Esses são alguns dos tantos problemas de ordem prática que, no dia-a-dia, poderão ocorrer, às vezes, com conseqüências desastrosas. Por qualquer motivo que seja, não havendo a comunicação imediata entre o juízo receptor e aquele onde corre o processo, poderá a secretaria deste último certificar o decurso in albis do prazo. Daí, naturalmente haverá a decretação de revelia, que poderá inclusive culminar no julgamento antecipado da lide (art. 330, II).
Desconhecendo-se a apresentação da exceção de incompetência em outra comarca, não se cogitará no juízo do processo sobre a suspensão de prazo, na forma preceituada no art. 306.

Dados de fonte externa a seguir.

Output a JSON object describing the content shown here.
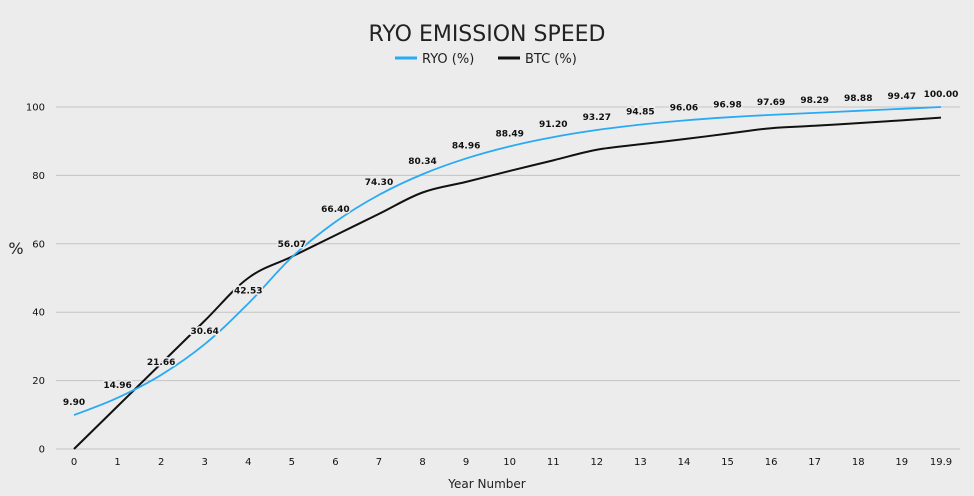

Caso o processo seja resolvido com base no art. 330, II, referido julgamento será nulo, por ofensa à ampla defesa, ao contraditório e ao devido processo legal. Em sendo decretada a revelia, o réu sequer será intimado da sentença (art. 322), que “transitará em julgado” indevidamente. Nessas situações, poderá haver uma enxurrada de agravos, apelações ou ações rescisórias no âmbito dos tribunais, causando maiores transtornos inclusive com violação do princípio da celeridade processual.
2.3. Sugestões para minorar os problemas que podem advir da má aplicação do parágrafo único do art. 305
Algumas soluções podem ser propostas, no sentido de evitar conseqüências danosas ao réu, à própria atividade jurisdicional e, por via de conseqüência, ao autor. Por evidente, não são soluções exaustivas, mesmo porque não se conhecem todos os problemas que podem surgir em torno da nova regra. Estes somente aparecerão na dinâmica forense. Vejamos:
i) Nas comarcas compostas por mais de um juízo, caberá à diretoria do fórum a providência do art. 305, parágrafo único.
ii) Por não se tratar de atividade jurisdicional, mas de mera conduta administrativa, o ato poderá ser materialmente delegado a qualquer serventuário; sendo, portanto, desnecessário “despacho” no foro do domicílio do réu-excipiente.
iii) O custo com a remessa da peça e documentos ao juízo competente deverá ser arcado pelo próprio réu, sendo imprescindível a regulamentação legal quanto às despesas respectivas, a exemplo da criação de “porte de remessa”, tal como há no direito recursal.
iv) A secretaria do juízo onde tramita o processo, verificando que no prazo legal não foi apresentada resposta, deverá aguardar prazo razoável antes de certificar o decurso in albis. Assim, na medida do possível, evitar-se-á a decretação indevida de revelia.
v) Para fins de aferição de tempestividade, há de ser considerado o horário de funcionamento da comarca onde a peça foi apresentada e não onde se processa o feito.
Não obstante as soluções apresentadas e outras porventura encontradas, de qualquer forma, seria salutar a regulamentação no âmbito do próprio direito positivo.